Near the outset of discussions, Councilor Bruce A. Fontanella took umbrage with the program being administered entirely by MEDCO and the city’s Department of Economic and Community Development. He noted that the current process for determining ARPA funding distribution to non-profits, businesses and city departments has been public, in that they’ve been conducted through the city’s ARPA Steering Committee and later the City Council.
Fontanella noted a MEDCO-overseen process would be “done without public input.” He described the potential shift in funding applications from local businesses as “an affront” to candidates who’ve already applied, through the different review process. Fontanella balked at allowing a private agency to determine how public money will be distributed.
Those who supported MEDCO’s oversight of the program had a different view, noting the proposed program would allow economic development officials, with the assistance of a concierge, to guide applicants through the program. That guidance would include ensuring applicants provide documentation showing they are eligible for funding under federal guidelines.
Council Majority Leader Sonya Jelks’ concerns centered on the program’s requirements for matching funds and the criteria around the minimum number of employees a business must have to be eligible.

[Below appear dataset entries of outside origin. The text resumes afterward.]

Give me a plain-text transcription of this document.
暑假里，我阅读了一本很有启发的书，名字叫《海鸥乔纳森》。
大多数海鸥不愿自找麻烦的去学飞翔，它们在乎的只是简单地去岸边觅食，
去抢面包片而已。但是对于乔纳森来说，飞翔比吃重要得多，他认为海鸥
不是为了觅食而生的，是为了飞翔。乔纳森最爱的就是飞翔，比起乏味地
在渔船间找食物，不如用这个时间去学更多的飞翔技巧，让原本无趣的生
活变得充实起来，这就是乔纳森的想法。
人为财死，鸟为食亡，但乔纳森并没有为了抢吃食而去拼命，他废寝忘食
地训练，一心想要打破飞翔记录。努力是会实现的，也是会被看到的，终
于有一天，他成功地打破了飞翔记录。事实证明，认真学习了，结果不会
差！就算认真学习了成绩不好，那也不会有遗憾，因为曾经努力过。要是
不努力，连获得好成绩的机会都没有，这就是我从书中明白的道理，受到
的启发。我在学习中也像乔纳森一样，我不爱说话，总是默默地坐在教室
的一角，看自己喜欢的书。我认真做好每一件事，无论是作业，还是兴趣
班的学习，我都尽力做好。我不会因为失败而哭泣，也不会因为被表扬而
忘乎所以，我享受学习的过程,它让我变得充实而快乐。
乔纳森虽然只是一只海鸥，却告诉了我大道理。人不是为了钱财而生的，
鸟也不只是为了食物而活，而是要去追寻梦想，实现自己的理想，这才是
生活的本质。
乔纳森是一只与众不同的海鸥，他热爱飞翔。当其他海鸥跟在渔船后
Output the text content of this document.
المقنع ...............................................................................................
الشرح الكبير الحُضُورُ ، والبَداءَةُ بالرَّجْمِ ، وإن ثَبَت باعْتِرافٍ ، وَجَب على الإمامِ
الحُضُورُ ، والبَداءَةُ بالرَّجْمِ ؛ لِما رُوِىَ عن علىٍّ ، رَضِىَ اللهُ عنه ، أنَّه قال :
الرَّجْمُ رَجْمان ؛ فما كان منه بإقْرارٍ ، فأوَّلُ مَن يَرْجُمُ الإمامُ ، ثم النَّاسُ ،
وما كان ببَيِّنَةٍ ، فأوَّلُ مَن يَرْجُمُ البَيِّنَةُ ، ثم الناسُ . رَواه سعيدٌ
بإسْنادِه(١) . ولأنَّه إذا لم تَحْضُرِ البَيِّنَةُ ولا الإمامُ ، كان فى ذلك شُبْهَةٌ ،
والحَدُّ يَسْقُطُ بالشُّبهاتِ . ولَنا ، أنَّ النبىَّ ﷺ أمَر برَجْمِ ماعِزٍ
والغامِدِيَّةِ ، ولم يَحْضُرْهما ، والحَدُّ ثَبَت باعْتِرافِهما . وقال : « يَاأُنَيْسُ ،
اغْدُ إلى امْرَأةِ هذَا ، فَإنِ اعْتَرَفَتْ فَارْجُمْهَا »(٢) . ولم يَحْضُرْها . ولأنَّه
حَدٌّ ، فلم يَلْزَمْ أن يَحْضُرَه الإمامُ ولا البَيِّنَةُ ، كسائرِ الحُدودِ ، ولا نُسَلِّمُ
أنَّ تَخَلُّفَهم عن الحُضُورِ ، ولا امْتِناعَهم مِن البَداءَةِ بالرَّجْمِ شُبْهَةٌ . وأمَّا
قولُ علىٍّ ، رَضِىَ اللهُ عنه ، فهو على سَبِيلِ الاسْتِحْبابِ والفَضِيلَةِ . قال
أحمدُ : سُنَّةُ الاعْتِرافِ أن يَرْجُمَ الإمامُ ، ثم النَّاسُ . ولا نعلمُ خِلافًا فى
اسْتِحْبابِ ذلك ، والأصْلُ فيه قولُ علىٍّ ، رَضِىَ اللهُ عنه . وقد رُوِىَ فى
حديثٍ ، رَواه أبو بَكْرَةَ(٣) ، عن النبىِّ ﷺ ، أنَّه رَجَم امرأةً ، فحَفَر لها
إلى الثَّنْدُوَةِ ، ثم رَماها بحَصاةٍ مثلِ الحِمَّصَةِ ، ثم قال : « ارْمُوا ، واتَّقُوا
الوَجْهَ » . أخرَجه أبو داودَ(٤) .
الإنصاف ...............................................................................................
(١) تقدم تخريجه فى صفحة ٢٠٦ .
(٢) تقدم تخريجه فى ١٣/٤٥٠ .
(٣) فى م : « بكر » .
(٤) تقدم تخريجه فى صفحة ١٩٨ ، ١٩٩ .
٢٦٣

“While we do want this to benefit businesses in Meriden, it should not be at the cost of small businesses that truly did suffer, which are still staying here, providing the services,” Jelks said. “… I think the true intention of the ARPA money was to help with harm. It was not to boon municipalities for a wishlist of things we wanted to do.”
Joseph Feest, the city’s director of economic development, responding to concerns raised about the application process for the existing program and the potentially expanded one, explained it had been vetted through the same ARPA consultant that the city uses for all of its applications.
Feest explained the program as designed is intended to help smaller mom and pop businesses, which he noted may not have the same time or access to resources that a larger business might have. So the proposed application process allows 60 to 90 days and has a service “built in with this program to help small businesses fill out everything they need to and walk them through the process.”
Mayor Kevin Scarpati was in favor of the proposal and spoke in support of the funding match requirements as well as the criteria around the length of time a business has operated in the city. Scarpati said he wants to see increased employment, including the increased employment of skilled workers.
Scarpati said in his mind the program was not just about retaining businesses in Meriden, but affording them the opportunity to grow — “giving them the ability, a hand up to grow in Meriden.”
Councilor Michael Carabetta spoke supportively of the program’s administration through MEDCO and the Office of Economic and Community Development.
“They offer more assistance to the local businesses,” Carabetta said.